Já o deputado João Jaime (DEM) classificou os acontecimentos de “atos terroristas”. “Prender somente esses garotos de 16, 17 anos, não vai resolver o problema. Tem de chegar aos mandantes que estão apavorando a cidade de Fortaleza”, avaliou ele.

Camilo rebate Wagner: é “coisa de moleque”

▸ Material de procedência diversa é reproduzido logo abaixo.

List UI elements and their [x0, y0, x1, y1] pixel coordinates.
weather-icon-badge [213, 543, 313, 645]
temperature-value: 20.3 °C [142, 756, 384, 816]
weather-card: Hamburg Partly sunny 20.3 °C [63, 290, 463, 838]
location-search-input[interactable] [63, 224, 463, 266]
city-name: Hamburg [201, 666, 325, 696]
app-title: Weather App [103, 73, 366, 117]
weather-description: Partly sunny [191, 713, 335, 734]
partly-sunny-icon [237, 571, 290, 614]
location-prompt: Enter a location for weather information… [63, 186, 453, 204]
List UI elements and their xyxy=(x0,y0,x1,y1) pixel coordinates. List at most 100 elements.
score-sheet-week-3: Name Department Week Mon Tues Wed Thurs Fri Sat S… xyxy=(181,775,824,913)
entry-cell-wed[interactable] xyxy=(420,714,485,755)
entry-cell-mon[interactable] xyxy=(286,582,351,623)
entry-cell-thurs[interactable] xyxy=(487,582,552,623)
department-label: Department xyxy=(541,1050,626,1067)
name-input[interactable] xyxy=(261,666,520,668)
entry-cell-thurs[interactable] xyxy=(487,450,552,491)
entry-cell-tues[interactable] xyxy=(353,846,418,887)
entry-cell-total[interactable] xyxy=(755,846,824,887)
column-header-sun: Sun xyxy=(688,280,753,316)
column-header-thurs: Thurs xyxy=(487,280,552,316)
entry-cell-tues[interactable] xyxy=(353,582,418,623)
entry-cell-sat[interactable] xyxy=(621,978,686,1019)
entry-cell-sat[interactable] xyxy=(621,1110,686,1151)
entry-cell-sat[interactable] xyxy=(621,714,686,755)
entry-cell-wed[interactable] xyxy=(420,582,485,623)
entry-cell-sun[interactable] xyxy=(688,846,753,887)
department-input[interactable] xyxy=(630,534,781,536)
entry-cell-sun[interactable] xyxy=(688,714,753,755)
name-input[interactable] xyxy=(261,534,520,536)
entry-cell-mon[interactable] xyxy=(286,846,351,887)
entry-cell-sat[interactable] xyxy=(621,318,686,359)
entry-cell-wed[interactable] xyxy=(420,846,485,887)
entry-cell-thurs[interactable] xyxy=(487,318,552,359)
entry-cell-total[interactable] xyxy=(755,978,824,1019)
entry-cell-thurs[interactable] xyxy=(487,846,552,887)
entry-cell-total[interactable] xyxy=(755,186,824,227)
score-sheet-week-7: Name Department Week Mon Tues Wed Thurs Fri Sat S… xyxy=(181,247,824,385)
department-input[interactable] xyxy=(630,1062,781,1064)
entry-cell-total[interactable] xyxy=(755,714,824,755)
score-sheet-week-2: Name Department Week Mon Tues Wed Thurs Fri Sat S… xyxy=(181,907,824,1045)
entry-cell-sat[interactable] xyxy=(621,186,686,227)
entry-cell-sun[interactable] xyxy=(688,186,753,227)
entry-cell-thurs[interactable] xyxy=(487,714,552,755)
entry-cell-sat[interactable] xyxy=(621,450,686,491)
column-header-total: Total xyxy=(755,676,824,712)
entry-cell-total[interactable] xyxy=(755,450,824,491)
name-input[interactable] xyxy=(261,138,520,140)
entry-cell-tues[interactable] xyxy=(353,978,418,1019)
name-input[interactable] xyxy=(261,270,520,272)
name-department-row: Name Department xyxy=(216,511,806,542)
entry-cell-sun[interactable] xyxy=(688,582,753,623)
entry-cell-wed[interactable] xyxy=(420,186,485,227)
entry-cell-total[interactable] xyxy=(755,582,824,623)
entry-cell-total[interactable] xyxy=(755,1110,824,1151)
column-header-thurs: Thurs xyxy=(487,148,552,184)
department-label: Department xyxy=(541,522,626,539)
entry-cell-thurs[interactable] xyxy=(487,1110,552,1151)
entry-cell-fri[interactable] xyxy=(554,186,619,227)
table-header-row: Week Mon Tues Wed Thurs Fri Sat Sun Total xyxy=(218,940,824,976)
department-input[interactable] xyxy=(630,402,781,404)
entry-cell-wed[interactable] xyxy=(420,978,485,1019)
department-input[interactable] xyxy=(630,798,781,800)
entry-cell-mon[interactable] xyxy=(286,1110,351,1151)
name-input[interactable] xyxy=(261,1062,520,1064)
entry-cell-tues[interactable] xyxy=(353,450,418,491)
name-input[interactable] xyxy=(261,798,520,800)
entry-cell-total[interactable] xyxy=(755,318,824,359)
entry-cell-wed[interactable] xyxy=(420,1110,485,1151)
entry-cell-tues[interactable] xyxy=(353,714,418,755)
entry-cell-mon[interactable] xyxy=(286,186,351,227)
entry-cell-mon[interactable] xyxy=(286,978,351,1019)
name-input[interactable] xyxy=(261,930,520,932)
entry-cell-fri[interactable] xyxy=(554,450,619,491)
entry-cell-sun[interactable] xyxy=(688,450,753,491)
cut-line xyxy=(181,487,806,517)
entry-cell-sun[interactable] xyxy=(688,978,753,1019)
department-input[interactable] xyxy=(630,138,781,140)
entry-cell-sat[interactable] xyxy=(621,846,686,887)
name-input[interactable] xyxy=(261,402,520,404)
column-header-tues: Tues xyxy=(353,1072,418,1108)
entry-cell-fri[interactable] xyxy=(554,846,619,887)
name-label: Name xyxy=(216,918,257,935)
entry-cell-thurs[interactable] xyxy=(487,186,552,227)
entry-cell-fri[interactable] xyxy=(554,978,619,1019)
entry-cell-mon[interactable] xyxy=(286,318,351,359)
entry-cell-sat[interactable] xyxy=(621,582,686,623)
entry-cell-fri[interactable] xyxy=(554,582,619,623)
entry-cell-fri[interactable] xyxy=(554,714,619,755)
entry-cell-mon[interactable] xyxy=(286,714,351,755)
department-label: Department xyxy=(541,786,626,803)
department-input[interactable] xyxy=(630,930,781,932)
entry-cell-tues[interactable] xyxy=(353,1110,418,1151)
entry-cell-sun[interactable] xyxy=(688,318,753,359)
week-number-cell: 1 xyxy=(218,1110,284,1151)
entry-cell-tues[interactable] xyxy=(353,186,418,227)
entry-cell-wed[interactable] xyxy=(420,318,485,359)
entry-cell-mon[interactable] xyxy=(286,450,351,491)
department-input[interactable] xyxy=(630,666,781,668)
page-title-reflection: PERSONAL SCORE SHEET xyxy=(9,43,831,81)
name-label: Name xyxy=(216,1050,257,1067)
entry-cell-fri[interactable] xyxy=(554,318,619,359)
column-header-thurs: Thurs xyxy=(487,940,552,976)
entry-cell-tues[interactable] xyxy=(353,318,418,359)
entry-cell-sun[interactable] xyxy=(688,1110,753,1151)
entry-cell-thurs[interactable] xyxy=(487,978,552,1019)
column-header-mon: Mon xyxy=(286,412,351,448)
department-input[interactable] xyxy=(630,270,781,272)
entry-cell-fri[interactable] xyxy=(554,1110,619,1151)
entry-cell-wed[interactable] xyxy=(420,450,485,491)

O governador Camilo Santana (PT) classificou como “coisa de moleque” e “oportunismo” as críticas feitas pelo deputado Capitão Wagner (PR) na Assembleia Legislativa, após a onda de ataques a veículos e prédios em Fortaleza e Região Metropolitana.
À imprensa, Camilo ressaltou que as ações criminosas são uma reação às medidas que o governo estadual tem adotado na luta contra o crime organizado. “Isso é coisa de moleque. Acho que se aproveitar do momento pra querer tirar vantagem política, eu não vou entrar nesse jogo. Agora, frouxo é quem nunca pegou uma arma e nunca foi combater um bandido no Ceará. Isso é frouxo”, disse Camilo.

Secretário
Em tom mais ameno, o secretário de segurança, André Costa, afirmou que as declarações de Wagner estão “equivocadas”, pois, segundo ele, “toda ação é apoiada pelo governador, pois tem investido na segurança. Não haveria uma secretaria forte, sem ação do Governo”.